La participation des étudiants de FORMA’TERRA financé par les fonds Européens INTERREG de la Région Réunion a permis d’atteindre un double objectif  et un bénéfice partagé. D’une part,  les étudiants en BTSA ont été placés en situation concrète de professionnalisation de technicien agricole les obligeant à mobiliser leurs connaissances en agroécologie. D’autre part, les 18 étudiants mauriciens, principalement des femmes, ont atteint un niveau de qualification en transmettant les savoirs et la mise en œuvre des principes et pratiques agroécologiques nécessaires à la conduite d’un potager en agriculture raisonnée : mulch*, associations de cultures, rotations, plantes de services, compost, butte permacole, gestion de l’eau, wicking bed**,  fertilisation organique, dispositif de protection agroécologique par les aromatiques et bandes fleuries.

* traduction : * paillis, **lit fumant

Traçage et « mulching » des allées

L’enjeu du projet était important pour le groupe d’étudiants réunionnais car il fallait qu’en moins de 5 jours non seulement le jardin soit créé mais aussi que les 18 étudiants mauriciens soient en capacité de reproduire la création de ce type de jardin sur des parcelles mises à disposition par le groupe AGRIA.

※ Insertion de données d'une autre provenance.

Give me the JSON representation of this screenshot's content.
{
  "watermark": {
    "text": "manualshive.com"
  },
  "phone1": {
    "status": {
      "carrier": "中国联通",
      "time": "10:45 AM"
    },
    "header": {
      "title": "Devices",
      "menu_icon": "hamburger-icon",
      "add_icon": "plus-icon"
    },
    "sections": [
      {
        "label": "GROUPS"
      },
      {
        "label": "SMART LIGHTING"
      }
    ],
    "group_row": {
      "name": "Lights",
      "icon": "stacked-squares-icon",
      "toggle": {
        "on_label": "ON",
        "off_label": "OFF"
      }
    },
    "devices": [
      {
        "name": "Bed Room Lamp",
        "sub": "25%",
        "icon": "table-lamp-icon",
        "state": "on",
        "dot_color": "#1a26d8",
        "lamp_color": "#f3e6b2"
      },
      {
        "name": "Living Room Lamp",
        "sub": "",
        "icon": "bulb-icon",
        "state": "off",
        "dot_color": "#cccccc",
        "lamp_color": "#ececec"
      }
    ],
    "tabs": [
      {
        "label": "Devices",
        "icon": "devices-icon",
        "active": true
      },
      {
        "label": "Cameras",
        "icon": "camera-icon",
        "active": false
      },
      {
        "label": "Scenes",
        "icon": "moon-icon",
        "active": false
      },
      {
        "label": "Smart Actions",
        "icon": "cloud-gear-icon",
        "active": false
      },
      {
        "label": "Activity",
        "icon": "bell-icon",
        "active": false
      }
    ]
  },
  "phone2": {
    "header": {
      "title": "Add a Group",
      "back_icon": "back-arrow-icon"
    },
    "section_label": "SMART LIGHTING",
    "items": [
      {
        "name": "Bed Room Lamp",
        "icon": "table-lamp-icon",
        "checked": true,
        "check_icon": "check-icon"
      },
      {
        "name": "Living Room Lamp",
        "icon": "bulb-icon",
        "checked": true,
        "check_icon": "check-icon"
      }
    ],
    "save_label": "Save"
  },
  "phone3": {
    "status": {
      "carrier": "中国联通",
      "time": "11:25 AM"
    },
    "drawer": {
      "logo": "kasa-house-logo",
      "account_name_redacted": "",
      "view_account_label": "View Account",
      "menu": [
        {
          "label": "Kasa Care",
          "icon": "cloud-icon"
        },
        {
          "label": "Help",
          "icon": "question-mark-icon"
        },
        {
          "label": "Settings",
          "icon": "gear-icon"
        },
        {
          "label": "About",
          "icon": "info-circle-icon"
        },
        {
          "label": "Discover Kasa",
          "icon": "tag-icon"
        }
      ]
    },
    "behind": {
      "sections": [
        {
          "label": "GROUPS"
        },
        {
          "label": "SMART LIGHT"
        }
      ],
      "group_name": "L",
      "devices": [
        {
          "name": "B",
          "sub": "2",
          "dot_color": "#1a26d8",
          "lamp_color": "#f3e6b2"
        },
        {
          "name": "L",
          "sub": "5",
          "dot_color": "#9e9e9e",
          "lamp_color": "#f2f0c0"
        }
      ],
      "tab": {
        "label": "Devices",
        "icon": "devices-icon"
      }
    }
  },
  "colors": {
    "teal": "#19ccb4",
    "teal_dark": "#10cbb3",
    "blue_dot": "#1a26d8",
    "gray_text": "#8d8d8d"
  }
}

100% bénéfice du « zéro km »

Selon le service communication du groupe Rogers auquel appartient AGRIA ce projet baptisé « Zéro Kilomètre » vise à assurer le développement de l’entrepreneuriat régional durable ainsi que l’inclusion, l’autonomisation et la création d’emploi. Il permettra aux participants d’acquérir en outre les aptitudes nécessaires pour cultiver et pérenniser leurs productions agricoles. Le nom « Zéro Kilomètre » synthétise également l’ambition d’Agrïa d’une part de renforcer davantage la proximité et les opportunités de collaboration avec les communautés avoisinantes et d’autre part de favoriser les circuits courts entre les produits issus de cette production et les réseaux de distribution notamment à travers les hôtels situés dans la région. Répartis sur trois modules totalisant 114 heures d’apprentissage, ces ateliers professionnalisants visent enfin à sensibiliser les bénéficiaires et les communautés adjacentes à la notion d’agriculture saine et durable.

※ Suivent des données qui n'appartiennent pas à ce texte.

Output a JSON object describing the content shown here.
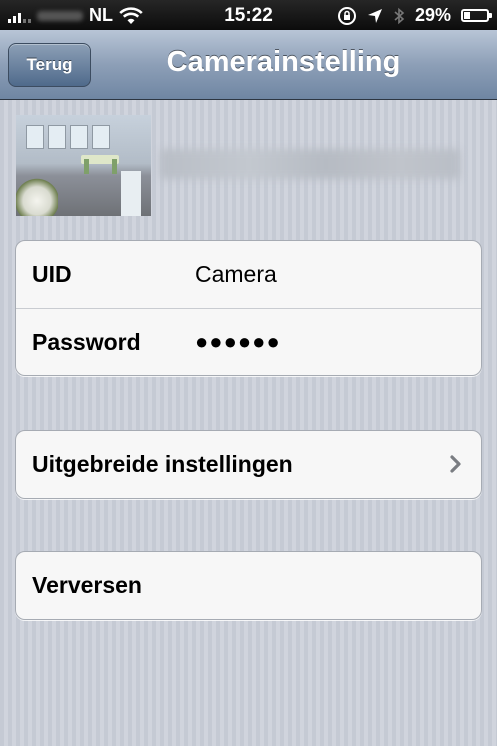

Selon Thierry Sauzier, Chief Executive Officer d’AGRIA, « Cette initiative, comme son nom l’indique, s’inscrit dans une perspective visant à encourager l’entrepreneuriat durable, les circuits courts et le développement d’une économie circulaire dans la région de Bel Ombre, […] toutes les récoltes produites, pendant et après cette formation, seront achetées par les hôtels de Heritage Resorts pour ensuite être sublimées en cuisine par les chefs de ces établissements. L’ambition est de pouvoir assurer aux visiteurs que les mets présentés dans leurs assiettes sont le fruit du labeur de personnes formées, issues des régions avoisinantes, qui bénéficient ainsi de leur contribution à la vie et l’économie du pays ».

Pari réussi

Avant la réalisation du jardin sur Maurice, après plusieurs semaines de préparation au lycée agricole et de réunion d’échanges en distanciel avec les responsables d’AGRIA, le groupe d’étudiants BTSA a proposé un plan de jardin répondant aux besoins de la société, un programme de formation, un livret de fiches techniques sur les pratiques agroécologiques et des ateliers mis en œuvre sur une semaine.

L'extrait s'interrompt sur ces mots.